Primary Nursing Diagnosis

Risk for ineffective airway clearance related to laryngospasm

OUTCOMES. Respiratory status: Gas exchange; Respiratory status: Ventilation; Symptom control behavior; Treatment behavior: Illness or injury; Comfort level

INTERVENTIONS. Electrolyte management: Hypocalcemia; Airway management; Anxiety reduction; Oxygen therapy; Airway suctioning; Airway insertion and stabilization; Cough enhancement; Mechanical ventilation; Positioning; Respiratory monitoring


The treatment is to increase the ingestion and absorption of calcium. When the patient is acutely hypocalcemic, generally calcium chloride or gluconate is rapidly administered IV. Give oral calcium supplements with meals but not with foods that interfere with calcium absorption, such as chocolate. Vitamin D supplements are usually given to increase the absorption of calcium. The individual with hypoparathyroidism needs a diet that is rich in calcium, low in phosphorus, and that includes a high fluid and fiber content.

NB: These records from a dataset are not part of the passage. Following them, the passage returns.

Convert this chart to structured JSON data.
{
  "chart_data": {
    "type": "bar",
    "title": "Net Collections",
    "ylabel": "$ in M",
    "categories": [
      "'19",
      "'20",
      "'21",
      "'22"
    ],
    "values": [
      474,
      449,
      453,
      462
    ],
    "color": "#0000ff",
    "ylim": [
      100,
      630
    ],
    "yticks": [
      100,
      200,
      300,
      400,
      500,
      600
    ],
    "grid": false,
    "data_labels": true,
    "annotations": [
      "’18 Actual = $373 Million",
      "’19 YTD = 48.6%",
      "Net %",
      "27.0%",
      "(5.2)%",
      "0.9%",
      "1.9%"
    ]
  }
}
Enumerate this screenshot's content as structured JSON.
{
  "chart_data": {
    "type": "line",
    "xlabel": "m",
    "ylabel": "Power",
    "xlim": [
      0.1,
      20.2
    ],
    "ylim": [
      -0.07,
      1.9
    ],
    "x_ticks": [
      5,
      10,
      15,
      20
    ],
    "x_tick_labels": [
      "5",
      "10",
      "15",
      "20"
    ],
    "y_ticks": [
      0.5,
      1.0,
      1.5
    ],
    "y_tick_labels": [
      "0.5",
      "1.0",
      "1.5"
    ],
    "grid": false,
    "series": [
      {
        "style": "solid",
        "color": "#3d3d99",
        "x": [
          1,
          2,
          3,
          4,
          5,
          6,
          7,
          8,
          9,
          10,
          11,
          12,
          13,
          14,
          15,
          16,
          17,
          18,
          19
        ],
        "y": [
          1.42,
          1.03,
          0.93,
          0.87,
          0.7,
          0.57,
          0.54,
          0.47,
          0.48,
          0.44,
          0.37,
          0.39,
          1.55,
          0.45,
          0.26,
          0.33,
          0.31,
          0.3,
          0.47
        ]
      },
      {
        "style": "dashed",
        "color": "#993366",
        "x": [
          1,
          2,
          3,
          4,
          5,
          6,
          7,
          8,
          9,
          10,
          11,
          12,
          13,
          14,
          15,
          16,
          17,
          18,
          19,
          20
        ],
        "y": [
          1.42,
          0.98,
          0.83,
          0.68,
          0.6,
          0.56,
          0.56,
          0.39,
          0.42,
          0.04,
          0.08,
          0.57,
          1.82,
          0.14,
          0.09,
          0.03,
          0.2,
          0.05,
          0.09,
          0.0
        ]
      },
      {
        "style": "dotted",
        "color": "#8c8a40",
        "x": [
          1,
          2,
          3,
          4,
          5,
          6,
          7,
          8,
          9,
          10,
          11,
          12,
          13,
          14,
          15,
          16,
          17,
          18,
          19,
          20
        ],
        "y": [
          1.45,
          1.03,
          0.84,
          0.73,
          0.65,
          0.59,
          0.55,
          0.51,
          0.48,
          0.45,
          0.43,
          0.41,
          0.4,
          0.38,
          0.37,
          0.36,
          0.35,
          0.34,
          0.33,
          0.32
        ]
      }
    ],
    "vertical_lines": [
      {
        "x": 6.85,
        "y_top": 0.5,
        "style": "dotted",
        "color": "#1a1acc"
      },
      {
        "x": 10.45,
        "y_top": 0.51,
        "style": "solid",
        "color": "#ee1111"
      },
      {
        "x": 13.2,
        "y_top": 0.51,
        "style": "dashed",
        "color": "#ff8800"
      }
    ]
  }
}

During the acute phase of hypocalcemia, monitor the electrocardiogram (ECG) patterns for conduction block, the patient's respiratory status for dyspnea and stridor, and the central nervous system for seizure activity. Alkalosis worsens the symptoms of hypocalcemia because more free calcium binds with proteins when the blood pH increases. Strategies that increase carbon dioxide retention, such as breathing into a paper bag or sedating the patient, can control muscle spasm and other symptoms of tetany until the calcium level is corrected.